Cela reste tout de même assez comparable… Mais les nutritionnistes pointent souvent du doigt les conserves en boîte pour leur teneur élevée en sel ou en sucre.

Et là, l’avantage va donc aux surgelés… A moins qu’il ne soit question de plats préparés, pour lesquels les excès de sel sont souvent comparables à ceux des conserves…On ajoute aux conserves du sel sous la forme de saumure qui fait partie du processus de conservation, ce qui augmente forcément la teneur en sodium. Les industriels s’efforcent de trouver des moyens de réduire la teneur en sel de leurs conserves. Mais cela vaut la peine, si vous optez pour les conserves, de prendre l’habitude de rincer leur contenu avant consommation.

Que penser du revêtement en résine qui sépare le métal de l’aliment, dans les conserves ?

Il pose effectivement problème, puisqu’il contient généralement du bisphénol A (BPA). Ce composé organique de synthèse est soupçonné d’être d’impliqué dans divers problèmes de santé : cancer, diabète, baisse de la fertilité, troubles comportementaux. En France, l’Assemblée nationale a adopté en première lecture, le 12 octobre dernier, une proposition de loi visant à « la suspension de la fabrication, de l’importation, de l’exportation et de la mise sur le marché de tout conditionnement à vocation alimentaire contenant du bisphénol A ». Une mesure qui entrera en vigueur à compter du 1er janvier 2014, mais pour l’instant uniquement en france. Reste à espérer que cela se généralise en Europe, et en tout cas que l’EFSA finisse par modifier la dose journalière tolérable du bisphénol A.

Compte tenu de l’ensemble des éléments, qui est finalement le vainqueur de ce match ? Roulements de tambour…

On peut conclure que les surgelés gardent un court avantage. Mais cela pourrait bien changer dans un avenir proche. Et puis, il existe une série de cas où la conserve est déjà préférable… L’appertisation augmente en effet la biodisponibilité des caroténoïdes, ces antioxudants dont nous avons bien besoin. Or ait désormais que grâce à sa transformation à haute température, une purée de tomates en boîte est préférable à une purée de tomates fraîches… La valeur nutritive des légumineuses en boîte , quant à elle, est comparable à celle des légumineuses sèches. Si vous n’avez pas le courage ou le temps de les préparer, la boite de conserve peut être une bonne option !

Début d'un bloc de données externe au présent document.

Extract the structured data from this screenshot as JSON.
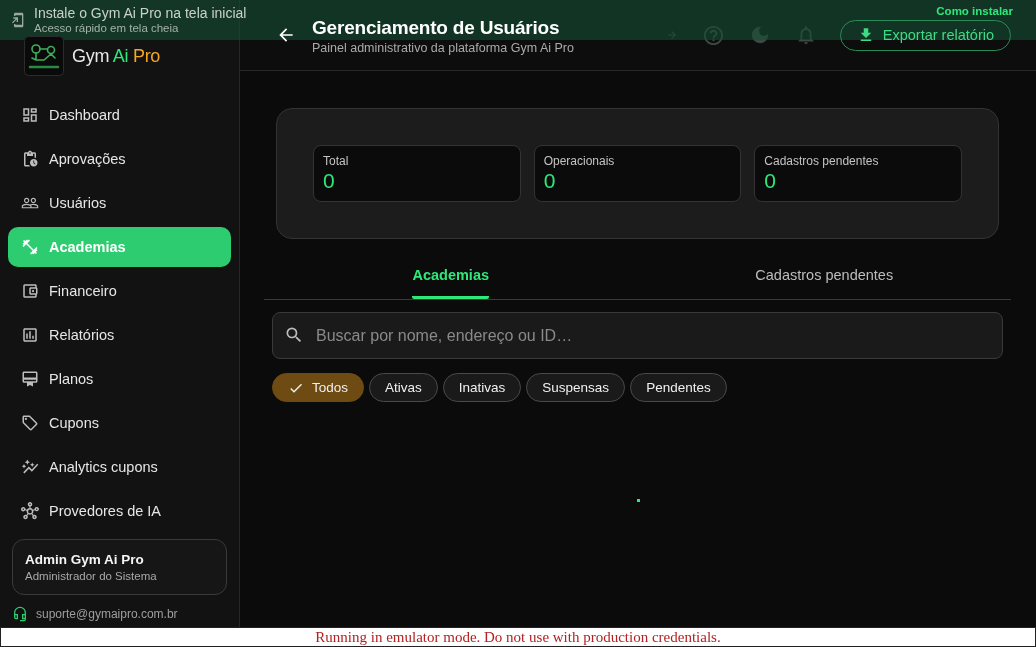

Et puis, on peut aussi réaliser ses propres conserves maison…

La mode revient en effet, et à raison, car si vous utilisez des wecks, ces gros pots en verre hermétiques, l’avantage environnemental est clair : pas de recyclage mais de la réutilisation, c’est encore mieux que les conserves en métal. Il existe sur le web  toute une série de ressources utiles si vous voulez vous y mettre. Vous pouvez aussi désormais participer à des ateliers pour réapprendre la mise en bocal maison. Avis aux amateurs et à ceux qui ont envie, par exemple, de (re)découvrir les secrets du processus de lactofermentation.  Pour faire simple, il s’agit d’ajouter aux légumes un peu de sel ou une légère saumure et des aromates afin qu’une flore microbienne lactique se développe et transforme en acide lactique une partie des sucres contenus dans les légumes. Le milieu s’acidifie, empêchant ainsi la multiplication des bactéries responsables de la putréfaction. Le produit obtenu se conserve au frais, par exemple dans une cave, pendant de nombreux mois.) Mais il y a bien d’autres façons écologiques et pratiques de conserver fruits et légumes par exemple en les séchant, ou en les mettant dans du vinaigre ou de l’huile.